The findings demonstrate that coherent interactions within exit‑pupil expanding waveguides can be modeled and exploited to synthesize desired out‑coupled wavefronts using only an input SLM, solving focus‑spread artifacts and enabling 3D holography with a large, software‑steered eyebox. This approach addresses étendue constraints that limit compact near‑eye holography and mitigates resolution loss from beam clipping by phase stitching, yielding sub‑arc‑minute resolution and significantly improved Strehl ratio. The one‑time, complex‑wavefront calibration enables flexible pupil placement and eye relief adjustment through numerical propagation, improving practicality relative to camera‑in‑the‑loop calibrations that would otherwise require per‑position tuning. The work points toward ultra‑compact, lens‑free holographic AR glasses, while highlighting the dependencies on SLM performance and calibration robustness. Future improvements in SLM pixel pitch, phase stability, complex modulation, and refresh rate, along with refined, possibly more efficient yet expressive models (e.g., reducing channel redundancy, modeling partial coherence/polarization), are expected to further enhance image quality, FOV, and system scalability.

The paper introduces waveguide holography, a compact near‑eye display architecture that unifies waveguide pupil‑expansion with holographic wavefront control. A differentiable, multi‑channel convolution model with complex apertures, calibrated using complex wavefront measurements via phase‑shifting interferometry, accurately captures coherent light interactions in exit‑pupil expanding waveguides. Using this model, the system renders CGHs that reconstruct high‑quality 3D images across depths through the waveguide, provides a large software‑steered eyebox, and overcomes conventional resolution limits by correcting phase discontinuities from pupil replication. Prototypes validate feasibility, including see‑through 3D AR demonstrations and resolution gains (sub‑arc‑minute, >3× Strehl). Future work should address SLM limitations (phase flicker, DC artifacts, pixel pitch), improve calibration robustness and model efficiency, extend to broader spectral operation and partial coherence/polarization modeling, and pursue further miniaturization toward practical, full‑color, wide‑FOV holographic AR glasses.

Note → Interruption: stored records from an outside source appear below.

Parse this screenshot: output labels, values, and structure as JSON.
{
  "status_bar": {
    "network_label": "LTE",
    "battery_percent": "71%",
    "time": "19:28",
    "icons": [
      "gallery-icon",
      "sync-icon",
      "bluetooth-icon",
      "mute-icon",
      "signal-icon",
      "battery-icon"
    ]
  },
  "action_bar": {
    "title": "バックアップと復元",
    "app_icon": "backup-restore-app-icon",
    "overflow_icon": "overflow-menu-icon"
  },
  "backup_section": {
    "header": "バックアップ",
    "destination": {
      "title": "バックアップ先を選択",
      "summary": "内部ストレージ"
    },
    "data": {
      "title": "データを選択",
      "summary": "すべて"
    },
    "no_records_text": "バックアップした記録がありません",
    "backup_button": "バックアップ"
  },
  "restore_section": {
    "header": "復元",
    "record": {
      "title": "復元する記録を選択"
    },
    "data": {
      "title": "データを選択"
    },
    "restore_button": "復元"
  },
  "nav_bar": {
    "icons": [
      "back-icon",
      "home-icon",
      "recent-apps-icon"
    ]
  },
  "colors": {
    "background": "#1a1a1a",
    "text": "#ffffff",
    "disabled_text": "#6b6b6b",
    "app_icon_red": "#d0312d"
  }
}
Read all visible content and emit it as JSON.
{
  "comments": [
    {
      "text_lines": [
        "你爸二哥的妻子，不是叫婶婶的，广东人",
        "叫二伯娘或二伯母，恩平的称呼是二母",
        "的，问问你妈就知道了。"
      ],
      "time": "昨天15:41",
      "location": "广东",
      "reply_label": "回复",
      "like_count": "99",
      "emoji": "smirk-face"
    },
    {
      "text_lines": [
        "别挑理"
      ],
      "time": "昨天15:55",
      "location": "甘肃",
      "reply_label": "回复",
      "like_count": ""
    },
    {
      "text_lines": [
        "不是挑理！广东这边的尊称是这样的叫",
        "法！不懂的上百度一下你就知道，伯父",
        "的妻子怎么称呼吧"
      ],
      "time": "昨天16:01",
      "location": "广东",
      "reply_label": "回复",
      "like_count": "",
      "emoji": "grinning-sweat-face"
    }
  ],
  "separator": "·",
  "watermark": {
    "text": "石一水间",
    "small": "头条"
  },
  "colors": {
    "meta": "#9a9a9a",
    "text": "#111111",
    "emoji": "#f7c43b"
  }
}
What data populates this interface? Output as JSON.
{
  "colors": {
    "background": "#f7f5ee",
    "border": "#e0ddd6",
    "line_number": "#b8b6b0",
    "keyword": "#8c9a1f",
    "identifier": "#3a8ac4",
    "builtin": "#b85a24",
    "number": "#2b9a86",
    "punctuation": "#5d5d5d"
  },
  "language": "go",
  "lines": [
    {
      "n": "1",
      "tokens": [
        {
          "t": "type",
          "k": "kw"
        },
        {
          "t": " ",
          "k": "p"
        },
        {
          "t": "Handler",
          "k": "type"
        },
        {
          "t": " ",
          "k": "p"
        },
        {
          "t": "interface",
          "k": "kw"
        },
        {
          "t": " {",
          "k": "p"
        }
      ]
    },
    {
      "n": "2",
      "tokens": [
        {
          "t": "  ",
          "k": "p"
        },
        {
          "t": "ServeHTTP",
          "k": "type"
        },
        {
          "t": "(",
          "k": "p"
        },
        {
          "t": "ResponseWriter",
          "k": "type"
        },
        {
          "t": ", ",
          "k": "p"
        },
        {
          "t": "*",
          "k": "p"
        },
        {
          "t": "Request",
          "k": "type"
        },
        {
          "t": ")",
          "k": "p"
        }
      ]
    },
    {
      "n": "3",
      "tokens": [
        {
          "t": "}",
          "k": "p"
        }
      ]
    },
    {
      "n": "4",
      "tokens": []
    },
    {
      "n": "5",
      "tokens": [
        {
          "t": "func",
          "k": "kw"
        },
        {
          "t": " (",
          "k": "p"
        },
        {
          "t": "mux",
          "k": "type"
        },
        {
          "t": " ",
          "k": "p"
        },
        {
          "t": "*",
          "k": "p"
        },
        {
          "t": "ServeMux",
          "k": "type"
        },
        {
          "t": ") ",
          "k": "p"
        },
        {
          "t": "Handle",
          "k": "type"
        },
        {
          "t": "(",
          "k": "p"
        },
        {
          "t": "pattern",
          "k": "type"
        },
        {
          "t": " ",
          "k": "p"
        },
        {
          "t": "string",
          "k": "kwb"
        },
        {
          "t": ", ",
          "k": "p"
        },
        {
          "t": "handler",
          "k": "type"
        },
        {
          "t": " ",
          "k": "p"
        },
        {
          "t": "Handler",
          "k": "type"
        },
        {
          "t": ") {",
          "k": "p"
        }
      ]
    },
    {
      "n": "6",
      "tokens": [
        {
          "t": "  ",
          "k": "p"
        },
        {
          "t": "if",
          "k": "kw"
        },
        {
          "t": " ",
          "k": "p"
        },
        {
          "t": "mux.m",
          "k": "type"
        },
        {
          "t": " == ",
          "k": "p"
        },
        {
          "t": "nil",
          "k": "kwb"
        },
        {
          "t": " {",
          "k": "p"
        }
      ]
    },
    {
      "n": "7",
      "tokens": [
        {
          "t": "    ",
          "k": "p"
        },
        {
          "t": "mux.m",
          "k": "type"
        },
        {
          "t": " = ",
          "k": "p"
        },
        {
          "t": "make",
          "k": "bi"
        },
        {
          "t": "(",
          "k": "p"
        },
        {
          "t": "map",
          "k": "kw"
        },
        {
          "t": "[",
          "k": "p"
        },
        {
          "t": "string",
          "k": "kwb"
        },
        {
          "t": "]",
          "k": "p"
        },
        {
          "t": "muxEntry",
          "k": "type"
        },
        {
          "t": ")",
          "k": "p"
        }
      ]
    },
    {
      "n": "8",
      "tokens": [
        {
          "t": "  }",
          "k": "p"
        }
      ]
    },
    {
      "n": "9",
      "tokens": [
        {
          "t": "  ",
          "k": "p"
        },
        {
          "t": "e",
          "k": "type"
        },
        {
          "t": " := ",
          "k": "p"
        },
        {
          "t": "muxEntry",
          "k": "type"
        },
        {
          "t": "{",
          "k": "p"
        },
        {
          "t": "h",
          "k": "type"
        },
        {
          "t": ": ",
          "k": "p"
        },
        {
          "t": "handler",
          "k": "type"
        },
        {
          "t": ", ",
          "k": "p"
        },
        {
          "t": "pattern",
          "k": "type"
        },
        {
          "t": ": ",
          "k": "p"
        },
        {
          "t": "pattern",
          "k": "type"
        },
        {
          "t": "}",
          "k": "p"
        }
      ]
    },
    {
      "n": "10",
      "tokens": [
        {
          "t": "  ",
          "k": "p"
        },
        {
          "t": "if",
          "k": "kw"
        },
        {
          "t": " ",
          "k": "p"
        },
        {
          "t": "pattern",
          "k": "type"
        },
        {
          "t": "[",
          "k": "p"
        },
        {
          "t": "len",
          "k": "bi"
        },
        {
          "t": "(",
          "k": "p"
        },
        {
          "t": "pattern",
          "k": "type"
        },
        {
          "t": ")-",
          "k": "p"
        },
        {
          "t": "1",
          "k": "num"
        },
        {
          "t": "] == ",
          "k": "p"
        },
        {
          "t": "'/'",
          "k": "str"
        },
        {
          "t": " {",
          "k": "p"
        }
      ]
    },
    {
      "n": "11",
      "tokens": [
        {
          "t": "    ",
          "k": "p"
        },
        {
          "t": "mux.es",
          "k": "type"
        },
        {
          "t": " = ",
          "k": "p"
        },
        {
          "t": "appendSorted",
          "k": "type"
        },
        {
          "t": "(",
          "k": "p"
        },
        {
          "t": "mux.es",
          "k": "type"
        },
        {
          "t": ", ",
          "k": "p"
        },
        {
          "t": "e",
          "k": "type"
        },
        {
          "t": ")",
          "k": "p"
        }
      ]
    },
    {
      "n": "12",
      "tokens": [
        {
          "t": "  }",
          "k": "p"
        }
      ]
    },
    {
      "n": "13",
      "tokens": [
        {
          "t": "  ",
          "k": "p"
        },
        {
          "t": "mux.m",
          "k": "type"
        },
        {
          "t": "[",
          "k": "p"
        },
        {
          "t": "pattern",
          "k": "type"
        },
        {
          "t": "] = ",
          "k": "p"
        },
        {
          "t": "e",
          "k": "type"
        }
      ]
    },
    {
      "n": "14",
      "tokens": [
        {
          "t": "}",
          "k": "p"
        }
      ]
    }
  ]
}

- SLM limitations: phase flicker (~10% in the compact prototype) degrades calibration fidelity and image quality; DC noise artifacts (e.g., at FOV center) and fringe‑field effects further impact performance; FOV constrained by SLM pixel pitch unless a projection lens is added (at the expense of form factor). - Calibration sensitivity: Complex‑wavefront interferometric calibration is mechanically sensitive; data acquisition is more susceptible to perturbations than subsequent display operation. - Spectral constraints: Demonstrations use a single wavelength waveguide; pseudo‑color results require separate captures and merging, not simultaneous full‑color operation. - Efficiency and uniformity trade‑offs: Waveguide gratings optimized for >5% average throughput sacrifice some efficiency for uniformity; −1st order diffraction necessitates additional optical handling. - Model coverage and redundancy: The multi‑channel model, while effective, exhibits parameter redundancies and is an approximation; further accuracy and efficiency improvements are desirable. - ROI and hardware limits: Practical eyebox ROI (e.g., up to ~7 mm square) was limited by the wavefront camera sensor size in experiments; FOV in prototypes (~11–12°) is below the designed 28° of the waveguide due to SLM constraints.